Kim Hong Nyun, Yang Dong Heon, Park Bo Eun, Park Yoon Jung, Kim Hyeon Jeong, Jang Se Yong, Bae Myung Hwan, Lee Jang Hoon, Park Hun Sik, Cho Yongkeun, Chae Shung Chull
Department of Internal Medicine, Kyungpook National University Hospital, Daegu, Korea.
Cardiology Center, Kyungpook National University Chilgok Hospital, Daegu, Korea.
Yeungnam Univ J Med. 2021 Oct;38(4):337-343. doi: 10.12701/yujm.2020.00843. Epub 2021 Jul 8.
Chromogranin A (CgA) levels have been reported to predict mortality in patients with heart failure. However, information on the prognostic value and clinical availability of CgA is limited. We compared the prognostic value of CgA to that of previously proven natriuretic peptide biomarkers in patients with acute heart failure.
We retrospectively evaluated 272 patients (mean age, 68.5±15.6 years; 62.9% male) who underwent CgA test in the acute stage of heart failure hospitalization between June 2017 and June 2018. The median follow-up period was 348 days. Prognosis was assessed using the composite events of 1-year death and heart failure hospitalization.
In-hospital mortality rate during index admission was 7.0% (n=19). During the 1-year follow-up, a composite event rate was observed in 12.1% (n=33) of the patients. The areas under the receiver-operating characteristic curves for predicting 1-year adverse events were 0.737 and 0.697 for N-terminal pro-B-type natriuretic peptide (NT-proBNP) and CgA, respectively. During follow-up, patients with high CgA levels (>158 pmol/L) had worse outcomes than those with low CgA levels (≤158 pmol/L) (85.2% vs. 58.6%, p<0.001). When stratifying the patients into four subgroups based on CgA and NT-proBNP levels, patients with high NT-proBNP and high CgA had the worst outcome.

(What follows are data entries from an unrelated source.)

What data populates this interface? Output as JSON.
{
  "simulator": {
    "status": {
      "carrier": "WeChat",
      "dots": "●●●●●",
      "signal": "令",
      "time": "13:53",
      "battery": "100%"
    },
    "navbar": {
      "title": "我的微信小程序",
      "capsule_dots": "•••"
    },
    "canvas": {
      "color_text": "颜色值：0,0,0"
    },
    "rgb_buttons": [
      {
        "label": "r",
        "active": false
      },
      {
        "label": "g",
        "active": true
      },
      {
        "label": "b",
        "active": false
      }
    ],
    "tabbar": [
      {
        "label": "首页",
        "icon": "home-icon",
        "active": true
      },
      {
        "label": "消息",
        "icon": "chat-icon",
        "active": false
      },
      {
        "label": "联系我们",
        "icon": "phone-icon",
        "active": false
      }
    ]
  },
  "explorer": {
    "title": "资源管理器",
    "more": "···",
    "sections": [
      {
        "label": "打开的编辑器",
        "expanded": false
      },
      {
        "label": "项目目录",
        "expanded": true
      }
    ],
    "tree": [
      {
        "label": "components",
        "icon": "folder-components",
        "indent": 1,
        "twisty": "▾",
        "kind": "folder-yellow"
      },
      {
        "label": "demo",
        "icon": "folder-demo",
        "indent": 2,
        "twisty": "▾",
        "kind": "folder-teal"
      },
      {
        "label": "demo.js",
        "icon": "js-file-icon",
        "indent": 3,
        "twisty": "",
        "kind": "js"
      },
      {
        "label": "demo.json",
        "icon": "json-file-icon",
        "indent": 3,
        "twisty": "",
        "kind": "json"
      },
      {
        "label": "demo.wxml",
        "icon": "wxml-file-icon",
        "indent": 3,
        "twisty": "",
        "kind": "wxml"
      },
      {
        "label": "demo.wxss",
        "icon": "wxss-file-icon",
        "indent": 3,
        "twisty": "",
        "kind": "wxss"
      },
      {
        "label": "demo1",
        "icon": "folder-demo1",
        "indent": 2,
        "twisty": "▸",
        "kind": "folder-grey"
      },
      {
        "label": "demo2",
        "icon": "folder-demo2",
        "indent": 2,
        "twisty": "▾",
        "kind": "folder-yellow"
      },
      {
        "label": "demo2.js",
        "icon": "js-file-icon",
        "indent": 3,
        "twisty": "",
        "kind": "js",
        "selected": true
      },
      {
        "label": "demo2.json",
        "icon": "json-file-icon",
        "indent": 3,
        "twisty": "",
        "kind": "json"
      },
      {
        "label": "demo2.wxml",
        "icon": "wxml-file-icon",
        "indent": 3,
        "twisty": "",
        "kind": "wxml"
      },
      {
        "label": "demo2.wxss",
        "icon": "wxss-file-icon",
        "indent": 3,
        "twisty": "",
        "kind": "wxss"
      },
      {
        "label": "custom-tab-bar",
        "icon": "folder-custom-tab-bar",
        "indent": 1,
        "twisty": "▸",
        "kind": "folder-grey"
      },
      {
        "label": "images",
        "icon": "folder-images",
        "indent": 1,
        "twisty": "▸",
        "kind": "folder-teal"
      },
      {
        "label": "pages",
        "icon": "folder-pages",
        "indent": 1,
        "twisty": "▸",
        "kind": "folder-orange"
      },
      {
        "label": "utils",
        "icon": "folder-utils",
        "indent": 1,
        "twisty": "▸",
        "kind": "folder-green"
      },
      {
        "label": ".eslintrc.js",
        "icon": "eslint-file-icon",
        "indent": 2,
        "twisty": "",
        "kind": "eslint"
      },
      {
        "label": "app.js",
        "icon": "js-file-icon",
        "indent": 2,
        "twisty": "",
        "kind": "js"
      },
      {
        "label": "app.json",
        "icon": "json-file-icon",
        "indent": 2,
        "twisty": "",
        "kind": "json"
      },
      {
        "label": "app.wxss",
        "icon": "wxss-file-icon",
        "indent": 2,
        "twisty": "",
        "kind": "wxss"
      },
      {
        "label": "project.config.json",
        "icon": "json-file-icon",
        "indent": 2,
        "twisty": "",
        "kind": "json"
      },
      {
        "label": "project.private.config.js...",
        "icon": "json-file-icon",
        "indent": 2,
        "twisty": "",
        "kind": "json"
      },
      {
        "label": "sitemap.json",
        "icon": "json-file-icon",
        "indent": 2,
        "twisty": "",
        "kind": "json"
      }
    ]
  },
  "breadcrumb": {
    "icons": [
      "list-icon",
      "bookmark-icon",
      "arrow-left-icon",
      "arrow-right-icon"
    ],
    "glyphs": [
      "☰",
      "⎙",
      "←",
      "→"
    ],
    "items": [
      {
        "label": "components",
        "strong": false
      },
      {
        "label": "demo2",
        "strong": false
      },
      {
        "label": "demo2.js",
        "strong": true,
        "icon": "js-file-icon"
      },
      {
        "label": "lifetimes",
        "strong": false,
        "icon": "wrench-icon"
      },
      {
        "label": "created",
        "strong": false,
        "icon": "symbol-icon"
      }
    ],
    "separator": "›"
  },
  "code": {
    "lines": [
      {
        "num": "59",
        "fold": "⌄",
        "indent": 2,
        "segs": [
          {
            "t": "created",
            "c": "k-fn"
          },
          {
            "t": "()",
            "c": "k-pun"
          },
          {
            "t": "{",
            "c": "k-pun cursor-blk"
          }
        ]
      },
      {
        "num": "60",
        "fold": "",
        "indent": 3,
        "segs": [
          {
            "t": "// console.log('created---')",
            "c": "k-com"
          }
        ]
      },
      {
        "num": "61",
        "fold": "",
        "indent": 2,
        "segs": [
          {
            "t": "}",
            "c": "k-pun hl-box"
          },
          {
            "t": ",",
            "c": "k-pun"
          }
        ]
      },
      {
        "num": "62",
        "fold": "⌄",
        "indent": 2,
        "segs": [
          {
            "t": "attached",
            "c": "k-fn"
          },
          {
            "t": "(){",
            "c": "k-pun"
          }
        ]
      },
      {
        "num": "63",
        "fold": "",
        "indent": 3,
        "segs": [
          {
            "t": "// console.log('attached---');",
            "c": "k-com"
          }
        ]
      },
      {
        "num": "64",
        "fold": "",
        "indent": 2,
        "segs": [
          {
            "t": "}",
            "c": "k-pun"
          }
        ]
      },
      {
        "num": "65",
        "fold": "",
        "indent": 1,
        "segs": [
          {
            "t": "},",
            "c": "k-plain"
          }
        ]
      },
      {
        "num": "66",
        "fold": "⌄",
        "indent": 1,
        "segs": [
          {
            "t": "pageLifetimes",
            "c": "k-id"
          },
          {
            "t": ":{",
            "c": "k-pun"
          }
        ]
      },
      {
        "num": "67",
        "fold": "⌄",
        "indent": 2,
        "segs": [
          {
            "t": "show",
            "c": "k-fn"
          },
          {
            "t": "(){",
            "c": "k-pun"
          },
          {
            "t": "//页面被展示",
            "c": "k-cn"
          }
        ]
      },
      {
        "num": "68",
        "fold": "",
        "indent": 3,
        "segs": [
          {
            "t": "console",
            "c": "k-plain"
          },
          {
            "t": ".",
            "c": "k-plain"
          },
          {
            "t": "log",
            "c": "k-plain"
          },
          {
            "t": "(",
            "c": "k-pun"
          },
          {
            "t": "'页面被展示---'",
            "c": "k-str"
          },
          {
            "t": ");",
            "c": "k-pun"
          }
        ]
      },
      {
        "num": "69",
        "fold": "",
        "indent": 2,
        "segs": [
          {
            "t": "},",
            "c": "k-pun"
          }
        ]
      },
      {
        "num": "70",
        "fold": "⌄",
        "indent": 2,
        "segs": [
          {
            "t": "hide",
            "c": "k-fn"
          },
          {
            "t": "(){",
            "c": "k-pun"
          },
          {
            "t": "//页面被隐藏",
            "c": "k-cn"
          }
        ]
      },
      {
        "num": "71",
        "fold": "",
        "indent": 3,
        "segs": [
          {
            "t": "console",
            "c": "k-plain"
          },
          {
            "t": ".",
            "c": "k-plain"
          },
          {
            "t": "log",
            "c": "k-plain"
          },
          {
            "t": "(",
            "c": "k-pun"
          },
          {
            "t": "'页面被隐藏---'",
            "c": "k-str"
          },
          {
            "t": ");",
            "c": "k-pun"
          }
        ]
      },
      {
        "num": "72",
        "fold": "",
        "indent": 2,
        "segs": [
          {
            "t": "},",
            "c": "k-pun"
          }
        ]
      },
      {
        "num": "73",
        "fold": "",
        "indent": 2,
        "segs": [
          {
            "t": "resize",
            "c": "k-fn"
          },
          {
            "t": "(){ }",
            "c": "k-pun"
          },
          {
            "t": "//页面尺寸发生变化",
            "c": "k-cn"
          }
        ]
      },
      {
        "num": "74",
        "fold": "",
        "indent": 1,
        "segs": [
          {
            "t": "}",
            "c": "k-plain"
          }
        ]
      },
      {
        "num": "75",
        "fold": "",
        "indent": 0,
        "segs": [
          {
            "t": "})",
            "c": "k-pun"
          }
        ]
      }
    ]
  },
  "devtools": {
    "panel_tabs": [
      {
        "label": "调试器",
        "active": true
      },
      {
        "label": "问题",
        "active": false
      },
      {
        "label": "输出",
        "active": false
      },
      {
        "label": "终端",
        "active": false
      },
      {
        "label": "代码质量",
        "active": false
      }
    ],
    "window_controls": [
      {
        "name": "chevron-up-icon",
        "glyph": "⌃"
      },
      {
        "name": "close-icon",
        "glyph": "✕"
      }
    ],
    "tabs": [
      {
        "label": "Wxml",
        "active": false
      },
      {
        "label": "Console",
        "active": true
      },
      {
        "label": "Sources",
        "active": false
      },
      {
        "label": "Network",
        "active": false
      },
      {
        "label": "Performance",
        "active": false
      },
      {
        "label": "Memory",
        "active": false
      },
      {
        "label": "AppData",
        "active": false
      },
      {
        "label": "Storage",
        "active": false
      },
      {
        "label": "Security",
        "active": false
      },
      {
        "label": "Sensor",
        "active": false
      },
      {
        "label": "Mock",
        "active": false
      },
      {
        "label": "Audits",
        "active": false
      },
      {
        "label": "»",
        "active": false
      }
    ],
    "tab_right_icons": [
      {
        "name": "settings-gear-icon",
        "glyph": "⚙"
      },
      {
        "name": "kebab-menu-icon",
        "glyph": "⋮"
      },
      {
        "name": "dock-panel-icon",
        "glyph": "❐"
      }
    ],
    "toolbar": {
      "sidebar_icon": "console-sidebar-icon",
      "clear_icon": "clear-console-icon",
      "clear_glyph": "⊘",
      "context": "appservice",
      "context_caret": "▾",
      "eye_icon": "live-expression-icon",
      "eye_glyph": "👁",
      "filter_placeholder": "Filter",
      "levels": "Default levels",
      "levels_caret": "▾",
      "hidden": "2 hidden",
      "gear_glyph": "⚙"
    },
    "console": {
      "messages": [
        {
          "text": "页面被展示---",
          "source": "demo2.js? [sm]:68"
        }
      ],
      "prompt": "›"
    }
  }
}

CgA had an incremental prognostic value when added to the combination of NT-proBNP and clinically relevant risk factors.
The prognostic power of CgA was comparable to that of NT-proBNP in patients with acute heart failure. The combination of CgA and NT-proBNP can improve prognosis prediction in these patients.
据报道,嗜铬粒蛋白A(CgA)水平可预测心力衰竭患者的死亡率。然而,关于CgA的预后价值和临床实用性的信息有限。我们比较了CgA与先前已证实的利钠肽生物标志物在急性心力衰竭患者中的预后价值。
我们回顾性评估了2017年6月至2018年6月期间在心力衰竭住院急性期接受CgA检测的272例患者(平均年龄68.5±15.6岁;男性占62.9%)。中位随访期为348天。使用1年死亡和心力衰竭住院的复合事件评估预后。
首次住院期间的院内死亡率为7.0%(n = 19)。在1年随访期间,12.1%(n = 33)的患者观察到复合事件发生率。用于预测1年不良事件的受试者工作特征曲线下面积,N末端B型利钠肽原(NT-proBNP)和CgA分别为0.737和0.697。随访期间,CgA水平高(>158 pmol/L)的患者比CgA水平低(≤158 pmol/L)的患者预后更差(85.2%对58.6%,p<0.001)。根据CgA和NT-proBNP水平将患者分为四个亚组时,NT-proBNP高且CgA高的患者预后最差。当将CgA添加到NT-proBNP与临床相关危险因素的组合中时,CgA具有增量预后价值。
在急性心力衰竭患者中,CgA的预后能力与NT-proBNP相当。CgA和NT-proBNP的联合使用可改善这些患者的预后预测。